The Right's New Media infrastructure, unlike the Left's, is large enough that conservative partisans can receive all their news from it -- effectively de-legitimizing and marginalizing any Old Media story line to which they object. Old Media journalists can challenge Republican politicians, but these politicians can choose to ignore them, confident that their supporters will pay no heed to the criticism, and that they have effective venues to make their case. And there has been no more effective venue for promoting the Freak Show agenda in presidential politics than the website run out of the Miami apartment of Matt Drudge, the impresario of the attacked-based personality-obsessed politics that is the Freak Show's signature.

According to Nielsen Net Ratings, the Drudge Report website receives between 180 and 200 million page views a month, along with around 3 million unique visitors. Drudge's readers count on him to be a clearinghouse for the latest bizarre, or inflammatory, or salacious stories moving in the world of news or popular culture, and especially in politics. Among those who regularly click on the page is Karl Rove. Members of the Gang of 500 -- which, according to the New Yorker, includes "the campaign consultants, strategists, pollsters, pundits, and journalists who make up the modern- day political establishment" -- all read the Drudge Report. If the greatest challenge of any person seeking the presidency is keeping control of his or her public image, and the great obstacle to this control is the Freak Show, then Matt Drudge is the gatekeeper. In this sense, he is the Walter Cronkite of his era.

In any case, the die is cast: The next presidential election will take place in a Freak Show environment more virulent than anything Bill Clinton and George W. Bush ever faced.
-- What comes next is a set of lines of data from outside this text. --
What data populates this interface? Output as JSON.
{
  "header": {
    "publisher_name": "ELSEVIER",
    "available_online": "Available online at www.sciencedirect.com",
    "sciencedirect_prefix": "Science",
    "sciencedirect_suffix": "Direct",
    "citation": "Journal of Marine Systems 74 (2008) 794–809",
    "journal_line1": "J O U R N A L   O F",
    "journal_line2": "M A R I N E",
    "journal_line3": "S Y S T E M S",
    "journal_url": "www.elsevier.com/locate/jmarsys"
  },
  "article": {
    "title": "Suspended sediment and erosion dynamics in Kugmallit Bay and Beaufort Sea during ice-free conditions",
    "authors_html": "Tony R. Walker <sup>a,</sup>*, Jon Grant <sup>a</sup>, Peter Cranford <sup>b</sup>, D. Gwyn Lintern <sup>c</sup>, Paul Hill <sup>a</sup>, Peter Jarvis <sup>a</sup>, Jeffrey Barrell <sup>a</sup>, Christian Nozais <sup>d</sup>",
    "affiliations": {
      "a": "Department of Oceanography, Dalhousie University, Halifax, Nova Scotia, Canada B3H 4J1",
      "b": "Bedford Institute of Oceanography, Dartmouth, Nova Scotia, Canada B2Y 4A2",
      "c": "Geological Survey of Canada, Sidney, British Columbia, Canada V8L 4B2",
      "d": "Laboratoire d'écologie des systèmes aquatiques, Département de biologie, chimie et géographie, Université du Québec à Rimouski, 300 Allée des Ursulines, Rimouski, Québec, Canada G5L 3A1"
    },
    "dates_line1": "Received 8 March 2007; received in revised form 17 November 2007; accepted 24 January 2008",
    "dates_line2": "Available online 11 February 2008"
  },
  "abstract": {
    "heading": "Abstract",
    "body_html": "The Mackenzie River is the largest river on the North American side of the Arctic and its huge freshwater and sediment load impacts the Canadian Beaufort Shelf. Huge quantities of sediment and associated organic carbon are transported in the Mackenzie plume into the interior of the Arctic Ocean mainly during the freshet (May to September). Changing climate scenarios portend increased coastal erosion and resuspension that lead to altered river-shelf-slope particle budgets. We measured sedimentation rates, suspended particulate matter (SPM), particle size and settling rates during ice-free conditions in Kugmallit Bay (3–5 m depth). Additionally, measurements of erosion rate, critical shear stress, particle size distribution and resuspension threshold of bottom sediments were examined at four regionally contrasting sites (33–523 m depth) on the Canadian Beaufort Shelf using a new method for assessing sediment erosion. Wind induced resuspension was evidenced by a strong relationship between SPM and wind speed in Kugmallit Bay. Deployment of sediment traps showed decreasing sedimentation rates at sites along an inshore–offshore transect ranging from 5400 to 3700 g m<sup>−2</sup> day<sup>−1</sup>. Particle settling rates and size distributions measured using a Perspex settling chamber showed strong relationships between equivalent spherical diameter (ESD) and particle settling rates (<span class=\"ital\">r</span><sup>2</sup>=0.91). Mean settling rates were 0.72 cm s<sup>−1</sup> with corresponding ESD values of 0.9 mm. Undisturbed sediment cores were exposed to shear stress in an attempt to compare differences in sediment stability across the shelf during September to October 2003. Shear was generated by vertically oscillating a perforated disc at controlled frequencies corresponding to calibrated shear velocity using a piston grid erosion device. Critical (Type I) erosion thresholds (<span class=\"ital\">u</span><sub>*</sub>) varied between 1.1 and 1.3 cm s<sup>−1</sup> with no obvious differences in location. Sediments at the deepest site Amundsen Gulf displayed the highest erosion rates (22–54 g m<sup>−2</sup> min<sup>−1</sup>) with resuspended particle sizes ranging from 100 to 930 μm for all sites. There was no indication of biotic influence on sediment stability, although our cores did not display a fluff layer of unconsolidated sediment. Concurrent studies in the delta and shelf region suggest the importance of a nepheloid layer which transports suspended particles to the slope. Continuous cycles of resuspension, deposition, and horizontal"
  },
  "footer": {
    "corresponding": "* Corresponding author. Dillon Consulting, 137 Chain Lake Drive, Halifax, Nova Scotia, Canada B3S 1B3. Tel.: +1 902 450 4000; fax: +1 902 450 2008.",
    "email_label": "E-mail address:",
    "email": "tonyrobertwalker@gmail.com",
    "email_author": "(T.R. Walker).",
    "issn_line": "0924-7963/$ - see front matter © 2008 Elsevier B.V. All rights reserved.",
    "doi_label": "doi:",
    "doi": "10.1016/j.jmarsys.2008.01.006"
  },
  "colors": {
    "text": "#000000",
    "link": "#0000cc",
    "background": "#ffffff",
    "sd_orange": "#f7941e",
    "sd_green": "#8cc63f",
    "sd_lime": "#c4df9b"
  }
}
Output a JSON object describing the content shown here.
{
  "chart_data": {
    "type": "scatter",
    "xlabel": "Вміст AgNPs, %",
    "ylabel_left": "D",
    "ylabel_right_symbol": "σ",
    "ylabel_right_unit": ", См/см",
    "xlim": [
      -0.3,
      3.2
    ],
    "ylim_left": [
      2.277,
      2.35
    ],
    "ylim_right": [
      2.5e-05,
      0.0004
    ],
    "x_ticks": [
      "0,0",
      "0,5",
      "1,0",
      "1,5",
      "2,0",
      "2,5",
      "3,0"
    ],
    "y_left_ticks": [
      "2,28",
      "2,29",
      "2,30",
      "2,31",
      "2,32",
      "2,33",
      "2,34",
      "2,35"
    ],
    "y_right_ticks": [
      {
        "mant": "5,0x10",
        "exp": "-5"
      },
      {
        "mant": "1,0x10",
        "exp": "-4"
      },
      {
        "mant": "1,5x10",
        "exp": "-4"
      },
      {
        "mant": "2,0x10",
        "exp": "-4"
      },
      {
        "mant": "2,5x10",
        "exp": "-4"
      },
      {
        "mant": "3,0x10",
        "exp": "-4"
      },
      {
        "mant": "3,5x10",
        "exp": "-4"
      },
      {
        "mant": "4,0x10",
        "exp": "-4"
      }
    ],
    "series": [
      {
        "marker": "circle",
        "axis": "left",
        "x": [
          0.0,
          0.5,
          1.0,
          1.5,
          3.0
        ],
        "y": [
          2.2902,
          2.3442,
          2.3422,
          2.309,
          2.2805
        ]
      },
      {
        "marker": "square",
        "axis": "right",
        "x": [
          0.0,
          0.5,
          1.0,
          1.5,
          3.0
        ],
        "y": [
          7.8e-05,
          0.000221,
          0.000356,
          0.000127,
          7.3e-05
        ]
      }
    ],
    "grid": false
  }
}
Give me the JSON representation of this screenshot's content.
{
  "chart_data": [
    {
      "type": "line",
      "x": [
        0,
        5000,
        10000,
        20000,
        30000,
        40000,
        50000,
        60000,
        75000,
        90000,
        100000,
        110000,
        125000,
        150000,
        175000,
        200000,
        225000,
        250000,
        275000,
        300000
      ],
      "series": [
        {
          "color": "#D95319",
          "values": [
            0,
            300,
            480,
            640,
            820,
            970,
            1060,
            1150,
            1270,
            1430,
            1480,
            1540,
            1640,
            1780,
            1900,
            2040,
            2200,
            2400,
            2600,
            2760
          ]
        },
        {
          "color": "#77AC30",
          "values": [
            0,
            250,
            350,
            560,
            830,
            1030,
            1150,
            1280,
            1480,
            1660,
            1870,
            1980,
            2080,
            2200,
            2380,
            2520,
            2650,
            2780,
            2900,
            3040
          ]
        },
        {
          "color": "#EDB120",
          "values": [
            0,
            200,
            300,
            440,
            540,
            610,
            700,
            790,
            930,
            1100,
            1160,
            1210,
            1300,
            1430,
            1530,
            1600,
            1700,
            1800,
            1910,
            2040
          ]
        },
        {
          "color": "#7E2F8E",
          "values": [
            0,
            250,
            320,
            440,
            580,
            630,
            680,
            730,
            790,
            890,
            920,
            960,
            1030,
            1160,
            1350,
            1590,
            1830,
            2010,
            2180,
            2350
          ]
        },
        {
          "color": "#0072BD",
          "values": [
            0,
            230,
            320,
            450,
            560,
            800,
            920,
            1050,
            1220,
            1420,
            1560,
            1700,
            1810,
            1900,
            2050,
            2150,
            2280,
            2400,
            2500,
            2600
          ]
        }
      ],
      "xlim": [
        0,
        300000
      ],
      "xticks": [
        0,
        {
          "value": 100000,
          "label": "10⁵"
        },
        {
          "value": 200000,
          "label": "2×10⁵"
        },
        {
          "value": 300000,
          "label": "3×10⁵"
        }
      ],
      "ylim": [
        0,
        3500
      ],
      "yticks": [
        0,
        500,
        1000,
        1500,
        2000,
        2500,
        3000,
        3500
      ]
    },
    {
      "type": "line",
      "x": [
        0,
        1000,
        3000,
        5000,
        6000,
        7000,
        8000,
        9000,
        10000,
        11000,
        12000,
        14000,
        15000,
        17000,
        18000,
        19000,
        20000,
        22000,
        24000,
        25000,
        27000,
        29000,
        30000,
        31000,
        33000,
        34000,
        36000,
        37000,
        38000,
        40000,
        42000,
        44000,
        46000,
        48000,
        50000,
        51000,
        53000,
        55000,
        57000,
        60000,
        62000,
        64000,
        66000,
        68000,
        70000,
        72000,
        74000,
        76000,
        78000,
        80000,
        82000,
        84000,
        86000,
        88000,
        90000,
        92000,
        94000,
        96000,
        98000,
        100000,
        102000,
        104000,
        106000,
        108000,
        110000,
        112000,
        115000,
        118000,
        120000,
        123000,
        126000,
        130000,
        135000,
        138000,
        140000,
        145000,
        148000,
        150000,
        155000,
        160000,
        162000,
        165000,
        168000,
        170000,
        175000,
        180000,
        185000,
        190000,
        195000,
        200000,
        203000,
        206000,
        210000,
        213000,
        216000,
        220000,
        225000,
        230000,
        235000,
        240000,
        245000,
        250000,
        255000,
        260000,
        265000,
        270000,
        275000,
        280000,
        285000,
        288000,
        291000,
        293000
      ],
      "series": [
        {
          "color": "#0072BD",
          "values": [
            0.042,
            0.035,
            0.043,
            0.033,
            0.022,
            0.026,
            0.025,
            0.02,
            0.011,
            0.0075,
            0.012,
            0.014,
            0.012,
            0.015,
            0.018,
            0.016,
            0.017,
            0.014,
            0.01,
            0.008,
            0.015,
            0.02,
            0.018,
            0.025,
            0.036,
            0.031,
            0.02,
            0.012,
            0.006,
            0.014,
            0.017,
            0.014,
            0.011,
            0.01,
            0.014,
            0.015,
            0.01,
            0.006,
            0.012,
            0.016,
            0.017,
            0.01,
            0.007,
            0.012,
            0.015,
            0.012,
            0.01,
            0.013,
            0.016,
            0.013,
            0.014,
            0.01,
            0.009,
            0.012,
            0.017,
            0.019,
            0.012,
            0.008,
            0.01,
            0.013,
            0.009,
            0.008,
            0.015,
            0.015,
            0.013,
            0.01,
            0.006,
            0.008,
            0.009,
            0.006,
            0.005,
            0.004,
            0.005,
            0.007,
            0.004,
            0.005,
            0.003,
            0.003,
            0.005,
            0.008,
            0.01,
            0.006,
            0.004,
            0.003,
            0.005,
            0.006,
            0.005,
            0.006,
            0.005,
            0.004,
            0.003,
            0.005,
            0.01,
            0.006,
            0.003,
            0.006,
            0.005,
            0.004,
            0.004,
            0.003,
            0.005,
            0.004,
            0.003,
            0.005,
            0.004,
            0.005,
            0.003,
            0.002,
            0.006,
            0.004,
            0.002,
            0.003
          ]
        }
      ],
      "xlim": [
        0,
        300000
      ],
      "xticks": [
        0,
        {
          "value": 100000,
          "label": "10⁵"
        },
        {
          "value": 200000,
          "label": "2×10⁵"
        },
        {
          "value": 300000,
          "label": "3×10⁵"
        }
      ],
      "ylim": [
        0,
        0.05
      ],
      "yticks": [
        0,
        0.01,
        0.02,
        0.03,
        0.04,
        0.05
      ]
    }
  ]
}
With 16 straight years of polarizing presidents, new bloggers and websites popping up daily, a poisoned tone in Washington, unshackled interest groups, campaign finance laws that help channel money toward shadowy sources, and the further decline of the Old Media's commitment to serious news coverage -- with all that, plus a wide-open race with no incumbent president or vice president running -- the 2008 election is sure to be one in which nearly every hand reaching for the brass ring will be wearing brass knuckles.